昨年(2018年)9月15日に亡くなった女優、樹木希林さんのことばを集めた『一切なりゆき』(文春新書)が、年末の発売以来50万部を超える大ベストセラーになっている。
飾らない人柄で多くのファンに愛された樹木希林さん。映画、テレビ作品のほか、雑誌の対談やインタビューに多くのことばを残していた。本書はそれらを突貫作業でまとめたものだ。出版・報道各社から記事転載の許可は得たものの、著作権者の連絡先がわからず見切り発車した部分もある。奥付に「お気づきの方は編集部までお申し出ください」とある。でも、このスピード感こそがヒットの理由だろう。亡くなってから3か月での刊行はみごとだ。生前色紙に書いていたことばからタイトルをつけたそうだが、希林さんらしい。
「生きること」、「家族のこと」、「病いのこと、カラダのこと」、「仕事のこと」、「女のこと、男のこと」、「出演作品のこと」の6章からなる。
ロックミュージシャン、内田裕也さんとの陰影ある結婚生活は後でふれるとして、生まれや育ちについて初めて知ることも多かったので、まずはその部分から。
「ほんとに笑っちゃうような家庭」の見出しでこう語っている。
「私の母は神田・神保町でカフェを経営してて、父は所轄の刑事(後に琵琶奏者)で、出会いました。母は再々婚。父は年下で初婚。(中略)ほんとに笑っちゃうような家庭で、複雑なんだけど、それも面白がるような家族でしたね」
役者として大成した希林さんだが、文学座でも最初は役者より楽屋当番で頭角を現したという。
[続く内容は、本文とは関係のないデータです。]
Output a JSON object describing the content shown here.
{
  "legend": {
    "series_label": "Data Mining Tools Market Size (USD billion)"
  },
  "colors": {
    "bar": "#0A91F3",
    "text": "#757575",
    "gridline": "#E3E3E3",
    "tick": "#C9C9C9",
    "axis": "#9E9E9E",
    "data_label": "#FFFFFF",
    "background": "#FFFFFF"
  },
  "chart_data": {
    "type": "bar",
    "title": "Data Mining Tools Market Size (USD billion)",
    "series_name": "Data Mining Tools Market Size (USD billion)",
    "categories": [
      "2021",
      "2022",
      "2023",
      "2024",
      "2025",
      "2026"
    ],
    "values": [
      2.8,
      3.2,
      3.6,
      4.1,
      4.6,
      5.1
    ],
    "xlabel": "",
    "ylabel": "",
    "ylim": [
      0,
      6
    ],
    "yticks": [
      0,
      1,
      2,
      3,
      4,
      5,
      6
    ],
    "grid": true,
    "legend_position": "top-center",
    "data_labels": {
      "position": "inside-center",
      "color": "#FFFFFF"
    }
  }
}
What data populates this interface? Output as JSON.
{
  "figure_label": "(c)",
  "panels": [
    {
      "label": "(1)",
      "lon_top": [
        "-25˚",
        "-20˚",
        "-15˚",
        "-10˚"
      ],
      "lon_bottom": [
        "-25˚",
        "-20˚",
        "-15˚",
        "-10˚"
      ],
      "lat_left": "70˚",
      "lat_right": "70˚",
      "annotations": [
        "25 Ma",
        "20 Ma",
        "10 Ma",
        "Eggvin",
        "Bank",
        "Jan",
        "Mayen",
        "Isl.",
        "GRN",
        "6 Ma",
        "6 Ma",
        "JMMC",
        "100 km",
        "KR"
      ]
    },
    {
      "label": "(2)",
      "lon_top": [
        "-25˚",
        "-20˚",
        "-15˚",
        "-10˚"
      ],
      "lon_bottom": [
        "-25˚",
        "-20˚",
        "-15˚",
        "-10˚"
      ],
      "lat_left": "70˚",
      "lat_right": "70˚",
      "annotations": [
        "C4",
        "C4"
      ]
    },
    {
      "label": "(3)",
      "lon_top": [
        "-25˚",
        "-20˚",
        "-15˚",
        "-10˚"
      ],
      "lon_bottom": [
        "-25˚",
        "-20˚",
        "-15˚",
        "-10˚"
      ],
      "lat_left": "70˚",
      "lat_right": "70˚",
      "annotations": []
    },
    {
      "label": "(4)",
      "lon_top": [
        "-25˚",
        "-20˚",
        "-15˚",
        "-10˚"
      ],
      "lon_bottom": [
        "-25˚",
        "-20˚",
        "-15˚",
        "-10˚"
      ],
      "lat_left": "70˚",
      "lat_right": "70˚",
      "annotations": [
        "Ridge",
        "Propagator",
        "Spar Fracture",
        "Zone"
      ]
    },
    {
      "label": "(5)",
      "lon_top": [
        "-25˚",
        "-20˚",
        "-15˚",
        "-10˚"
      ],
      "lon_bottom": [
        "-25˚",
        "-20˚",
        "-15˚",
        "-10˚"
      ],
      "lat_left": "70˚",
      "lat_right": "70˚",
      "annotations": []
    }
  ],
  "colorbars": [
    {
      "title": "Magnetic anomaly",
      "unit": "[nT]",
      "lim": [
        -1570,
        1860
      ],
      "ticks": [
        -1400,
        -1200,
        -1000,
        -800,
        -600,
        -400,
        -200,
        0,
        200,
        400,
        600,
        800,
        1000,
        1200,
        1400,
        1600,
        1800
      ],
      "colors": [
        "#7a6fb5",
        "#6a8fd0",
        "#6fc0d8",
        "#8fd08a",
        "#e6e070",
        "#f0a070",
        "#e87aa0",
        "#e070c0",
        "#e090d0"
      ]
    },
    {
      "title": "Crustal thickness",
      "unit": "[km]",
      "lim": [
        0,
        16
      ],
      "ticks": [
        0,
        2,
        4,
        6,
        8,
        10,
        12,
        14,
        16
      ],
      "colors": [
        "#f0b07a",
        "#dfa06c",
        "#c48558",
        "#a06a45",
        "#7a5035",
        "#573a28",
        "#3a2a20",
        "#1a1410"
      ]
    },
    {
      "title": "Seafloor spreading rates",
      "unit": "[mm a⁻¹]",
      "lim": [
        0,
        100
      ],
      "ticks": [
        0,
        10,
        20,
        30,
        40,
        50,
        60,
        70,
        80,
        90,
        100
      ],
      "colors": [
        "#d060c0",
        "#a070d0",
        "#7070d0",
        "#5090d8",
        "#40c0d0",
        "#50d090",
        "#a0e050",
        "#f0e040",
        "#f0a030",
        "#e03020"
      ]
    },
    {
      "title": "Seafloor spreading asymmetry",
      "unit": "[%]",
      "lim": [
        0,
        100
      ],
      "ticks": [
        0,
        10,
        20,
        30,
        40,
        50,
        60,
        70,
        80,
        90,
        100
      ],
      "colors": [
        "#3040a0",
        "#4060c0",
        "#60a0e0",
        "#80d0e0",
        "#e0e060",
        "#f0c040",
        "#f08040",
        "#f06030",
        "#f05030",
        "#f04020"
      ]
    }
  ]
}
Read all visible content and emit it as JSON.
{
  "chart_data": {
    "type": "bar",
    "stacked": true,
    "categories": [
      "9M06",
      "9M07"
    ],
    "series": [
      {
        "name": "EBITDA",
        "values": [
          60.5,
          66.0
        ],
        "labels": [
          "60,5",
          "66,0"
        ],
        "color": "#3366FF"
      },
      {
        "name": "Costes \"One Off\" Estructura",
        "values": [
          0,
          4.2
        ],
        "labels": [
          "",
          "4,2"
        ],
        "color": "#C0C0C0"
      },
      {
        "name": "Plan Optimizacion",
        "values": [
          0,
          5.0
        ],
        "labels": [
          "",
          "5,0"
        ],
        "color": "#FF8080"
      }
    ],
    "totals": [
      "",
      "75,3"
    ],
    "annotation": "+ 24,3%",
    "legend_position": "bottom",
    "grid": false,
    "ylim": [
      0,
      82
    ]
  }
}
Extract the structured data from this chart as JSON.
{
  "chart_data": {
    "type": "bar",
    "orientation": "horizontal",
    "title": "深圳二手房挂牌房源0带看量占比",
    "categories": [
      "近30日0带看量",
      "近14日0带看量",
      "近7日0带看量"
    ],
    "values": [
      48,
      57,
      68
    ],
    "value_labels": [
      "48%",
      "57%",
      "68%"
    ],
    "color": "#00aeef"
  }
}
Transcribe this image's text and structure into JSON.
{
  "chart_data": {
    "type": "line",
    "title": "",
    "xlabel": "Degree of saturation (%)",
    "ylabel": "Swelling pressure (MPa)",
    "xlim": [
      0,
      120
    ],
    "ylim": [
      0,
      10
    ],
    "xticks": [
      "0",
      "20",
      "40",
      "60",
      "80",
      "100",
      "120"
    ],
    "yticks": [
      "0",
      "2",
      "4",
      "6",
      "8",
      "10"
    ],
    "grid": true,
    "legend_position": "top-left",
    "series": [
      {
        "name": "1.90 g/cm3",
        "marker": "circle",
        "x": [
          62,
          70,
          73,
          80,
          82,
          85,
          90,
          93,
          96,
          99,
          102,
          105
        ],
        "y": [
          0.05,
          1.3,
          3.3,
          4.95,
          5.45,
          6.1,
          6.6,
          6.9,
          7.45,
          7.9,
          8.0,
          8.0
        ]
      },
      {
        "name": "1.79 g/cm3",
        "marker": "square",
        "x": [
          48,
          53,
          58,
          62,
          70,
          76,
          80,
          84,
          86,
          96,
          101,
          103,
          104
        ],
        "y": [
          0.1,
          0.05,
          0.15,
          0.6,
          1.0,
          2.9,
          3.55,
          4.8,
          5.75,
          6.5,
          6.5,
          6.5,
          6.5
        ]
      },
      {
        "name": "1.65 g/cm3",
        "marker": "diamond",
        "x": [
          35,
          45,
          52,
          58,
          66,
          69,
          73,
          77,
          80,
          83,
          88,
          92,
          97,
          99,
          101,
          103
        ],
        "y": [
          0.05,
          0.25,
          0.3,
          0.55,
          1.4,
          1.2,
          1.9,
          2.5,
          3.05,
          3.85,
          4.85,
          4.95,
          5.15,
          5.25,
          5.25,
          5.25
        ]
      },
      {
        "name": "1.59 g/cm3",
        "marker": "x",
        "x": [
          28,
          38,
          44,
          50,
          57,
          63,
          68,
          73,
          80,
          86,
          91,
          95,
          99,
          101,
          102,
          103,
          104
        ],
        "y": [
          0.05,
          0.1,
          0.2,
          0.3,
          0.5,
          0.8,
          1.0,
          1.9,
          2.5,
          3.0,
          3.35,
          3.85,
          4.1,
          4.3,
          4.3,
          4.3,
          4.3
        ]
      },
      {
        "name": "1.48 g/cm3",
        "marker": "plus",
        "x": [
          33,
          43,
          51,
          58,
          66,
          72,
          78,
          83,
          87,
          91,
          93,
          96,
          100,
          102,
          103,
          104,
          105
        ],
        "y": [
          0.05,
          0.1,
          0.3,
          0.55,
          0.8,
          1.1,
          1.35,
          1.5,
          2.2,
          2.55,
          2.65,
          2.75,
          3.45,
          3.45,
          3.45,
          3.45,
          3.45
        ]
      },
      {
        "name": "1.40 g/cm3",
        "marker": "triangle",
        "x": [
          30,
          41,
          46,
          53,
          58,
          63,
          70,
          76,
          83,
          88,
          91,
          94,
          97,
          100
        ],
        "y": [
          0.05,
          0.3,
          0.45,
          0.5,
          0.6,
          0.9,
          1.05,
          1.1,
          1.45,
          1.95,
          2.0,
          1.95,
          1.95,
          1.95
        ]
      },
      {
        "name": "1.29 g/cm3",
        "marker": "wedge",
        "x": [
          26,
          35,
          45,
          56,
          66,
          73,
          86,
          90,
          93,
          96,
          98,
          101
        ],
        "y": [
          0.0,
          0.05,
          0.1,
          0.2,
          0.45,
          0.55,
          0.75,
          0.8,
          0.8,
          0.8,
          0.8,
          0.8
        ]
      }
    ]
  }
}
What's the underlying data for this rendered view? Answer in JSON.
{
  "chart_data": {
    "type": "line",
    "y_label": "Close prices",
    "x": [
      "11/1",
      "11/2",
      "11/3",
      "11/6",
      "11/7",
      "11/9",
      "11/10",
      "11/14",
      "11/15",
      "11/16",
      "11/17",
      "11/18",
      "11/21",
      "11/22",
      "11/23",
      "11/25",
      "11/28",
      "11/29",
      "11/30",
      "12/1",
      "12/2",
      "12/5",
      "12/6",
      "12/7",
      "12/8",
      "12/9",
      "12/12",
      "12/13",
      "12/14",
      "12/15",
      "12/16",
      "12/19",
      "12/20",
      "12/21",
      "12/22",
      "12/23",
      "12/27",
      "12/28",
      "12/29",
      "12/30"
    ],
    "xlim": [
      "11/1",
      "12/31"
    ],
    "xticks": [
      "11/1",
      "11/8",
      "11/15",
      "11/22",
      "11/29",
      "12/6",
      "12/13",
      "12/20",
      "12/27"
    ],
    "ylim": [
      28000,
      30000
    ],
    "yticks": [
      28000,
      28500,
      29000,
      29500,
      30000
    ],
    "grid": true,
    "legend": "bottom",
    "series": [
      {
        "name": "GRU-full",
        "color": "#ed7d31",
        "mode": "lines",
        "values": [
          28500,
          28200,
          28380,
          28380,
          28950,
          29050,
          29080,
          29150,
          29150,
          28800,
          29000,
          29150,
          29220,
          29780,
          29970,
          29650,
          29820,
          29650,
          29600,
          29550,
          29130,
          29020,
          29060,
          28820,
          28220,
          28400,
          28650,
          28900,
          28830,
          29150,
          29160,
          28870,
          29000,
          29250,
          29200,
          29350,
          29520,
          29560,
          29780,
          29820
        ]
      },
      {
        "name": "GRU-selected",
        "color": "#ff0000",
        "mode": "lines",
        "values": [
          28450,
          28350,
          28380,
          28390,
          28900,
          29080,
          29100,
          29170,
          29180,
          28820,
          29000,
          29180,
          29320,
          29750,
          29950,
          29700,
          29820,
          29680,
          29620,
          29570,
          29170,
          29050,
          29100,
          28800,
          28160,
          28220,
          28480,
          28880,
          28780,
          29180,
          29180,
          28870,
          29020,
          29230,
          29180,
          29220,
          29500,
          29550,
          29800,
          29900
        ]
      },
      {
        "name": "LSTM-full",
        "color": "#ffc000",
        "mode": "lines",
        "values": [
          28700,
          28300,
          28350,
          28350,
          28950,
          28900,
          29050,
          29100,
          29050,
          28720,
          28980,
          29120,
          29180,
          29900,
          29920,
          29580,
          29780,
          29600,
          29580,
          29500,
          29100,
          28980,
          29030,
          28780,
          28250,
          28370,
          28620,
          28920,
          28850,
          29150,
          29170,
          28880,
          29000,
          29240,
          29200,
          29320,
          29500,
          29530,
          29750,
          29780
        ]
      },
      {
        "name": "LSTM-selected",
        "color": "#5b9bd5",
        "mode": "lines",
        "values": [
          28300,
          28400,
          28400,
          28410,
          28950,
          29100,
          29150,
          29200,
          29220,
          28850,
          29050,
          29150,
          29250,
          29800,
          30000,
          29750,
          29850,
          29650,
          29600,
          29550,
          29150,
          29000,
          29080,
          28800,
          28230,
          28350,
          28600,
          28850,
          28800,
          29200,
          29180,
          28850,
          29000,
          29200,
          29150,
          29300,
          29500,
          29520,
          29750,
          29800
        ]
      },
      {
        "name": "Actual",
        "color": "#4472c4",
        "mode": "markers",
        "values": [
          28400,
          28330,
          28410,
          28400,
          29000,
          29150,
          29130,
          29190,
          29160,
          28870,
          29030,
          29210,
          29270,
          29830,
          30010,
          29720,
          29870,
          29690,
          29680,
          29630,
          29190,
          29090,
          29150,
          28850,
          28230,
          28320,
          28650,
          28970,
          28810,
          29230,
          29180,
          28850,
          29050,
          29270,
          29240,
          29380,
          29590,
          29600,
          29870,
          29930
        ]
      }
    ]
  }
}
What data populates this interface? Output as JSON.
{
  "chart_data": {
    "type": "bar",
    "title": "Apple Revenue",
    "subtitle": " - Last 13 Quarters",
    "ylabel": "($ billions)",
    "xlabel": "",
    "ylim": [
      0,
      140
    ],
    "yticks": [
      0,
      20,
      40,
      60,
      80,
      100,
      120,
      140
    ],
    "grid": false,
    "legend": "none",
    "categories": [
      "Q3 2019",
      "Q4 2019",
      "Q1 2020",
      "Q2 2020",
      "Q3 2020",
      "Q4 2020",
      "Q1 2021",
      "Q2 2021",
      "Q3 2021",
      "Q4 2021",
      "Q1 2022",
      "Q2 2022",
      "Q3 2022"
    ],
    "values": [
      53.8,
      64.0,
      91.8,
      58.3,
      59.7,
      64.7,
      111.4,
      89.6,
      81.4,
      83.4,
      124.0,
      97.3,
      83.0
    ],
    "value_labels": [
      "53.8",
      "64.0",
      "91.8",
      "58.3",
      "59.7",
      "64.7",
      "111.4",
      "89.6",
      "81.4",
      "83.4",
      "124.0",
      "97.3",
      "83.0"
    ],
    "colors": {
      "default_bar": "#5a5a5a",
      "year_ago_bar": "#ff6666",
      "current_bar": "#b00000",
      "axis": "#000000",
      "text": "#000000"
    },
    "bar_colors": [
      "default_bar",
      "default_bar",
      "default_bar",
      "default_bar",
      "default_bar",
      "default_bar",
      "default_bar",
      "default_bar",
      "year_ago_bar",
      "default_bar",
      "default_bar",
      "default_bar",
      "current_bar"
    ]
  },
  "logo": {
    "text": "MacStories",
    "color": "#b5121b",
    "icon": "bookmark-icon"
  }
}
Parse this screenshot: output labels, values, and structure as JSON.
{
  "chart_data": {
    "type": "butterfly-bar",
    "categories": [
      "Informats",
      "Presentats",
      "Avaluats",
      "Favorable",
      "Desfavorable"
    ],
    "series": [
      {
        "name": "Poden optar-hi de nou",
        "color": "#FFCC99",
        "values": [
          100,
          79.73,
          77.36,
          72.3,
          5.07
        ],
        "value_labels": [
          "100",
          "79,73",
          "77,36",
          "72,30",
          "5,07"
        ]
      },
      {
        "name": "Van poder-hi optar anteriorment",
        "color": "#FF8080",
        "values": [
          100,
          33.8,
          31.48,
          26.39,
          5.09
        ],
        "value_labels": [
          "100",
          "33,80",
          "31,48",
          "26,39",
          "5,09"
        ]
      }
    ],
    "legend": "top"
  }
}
「杉村(春子)さんが、『あんた、勘のいい子ねッ、来てちょうだい』って、だから小津安二郎監督の『秋刀魚の味』に杉村さんが出た時も、大船の撮影所に行ったんです。(中略)だから小津組の空気を吸ったわけです、私は」
仕事についての一言を抜粋すると、その人生観が伝わるかもしれない。
「いってみりゃ私らは和え物の材料ですから」 「キレイなんて、一過性のものだから」 「CMの契約期間中は、その会社の人間だと思っています」 「テレビは演じたものが瞬時に消えていくから好きだったんです」 「役者は当たり前の生活をし、当たり前の人たちと付き合い、普通にいることが基本」
内田裕也さんについての発言も多い。
「私が、なぜ旦那と別れないかと言うとね。十分に旦那がお飾りであるからなんですよ(笑)。私にとってですよ。夢や志を振りかざしたお飾りを十分演じてくれる」 「お互いに中毒なんです。主人は私に、私は主人に。だから、別れられないんです」 「妻という場所があるから、私自身も野放図にならないですんだ。人も余計な誘いをかけてこないし。若いころは、私だって誘われてもおかしくなかったですから」
実際、本書に収められている1973年10月、結婚式の日の写真を見ると、魅力的な笑顔をふりまいている。
物事に執着しない希林さん流の生き方を時代が求めているのかもしれない。靴は昔から、長靴も含めて3足しか持たないと決めていた。洋服や家具も自分で買ったものはほとんどなくて、もらい物が多い。本書には書かれていないが、不動産にはこだわったらしい。
28年一緒にやってきたマネージャーと別れてから、事務所も閉鎖して新しいマネージャーはつけなかった。前のマネージャーに申し訳ないという気持ちと自分の執着を断ち切る意味があったそうだ。晩年の希林さんに密着したNHKの番組を見たが、自分でスケジュールを調整し、自分で車を運転して現場に入る姿に圧倒された。
生前公開された最後の作品になった映画『万引き家族』の老婆の役について、「人間が老いていく、壊れていく姿というものも見せたかった」と語っている。
巻末の年譜によると、初めて自ら企画も手掛けた映画『エリカ38』とドイツ映画『Cherry Blossoms and Demons』が今年(2019年)公開され、遺作となるそうだから、まだスクリーンで希林さんに会う機会は十分ある。
本欄では没後に公開された映画『日日是好日』の原作『日日是好日 「お茶」が教えてくれた15のしあわせ』(森下典子著、新潮文庫)を紹介している。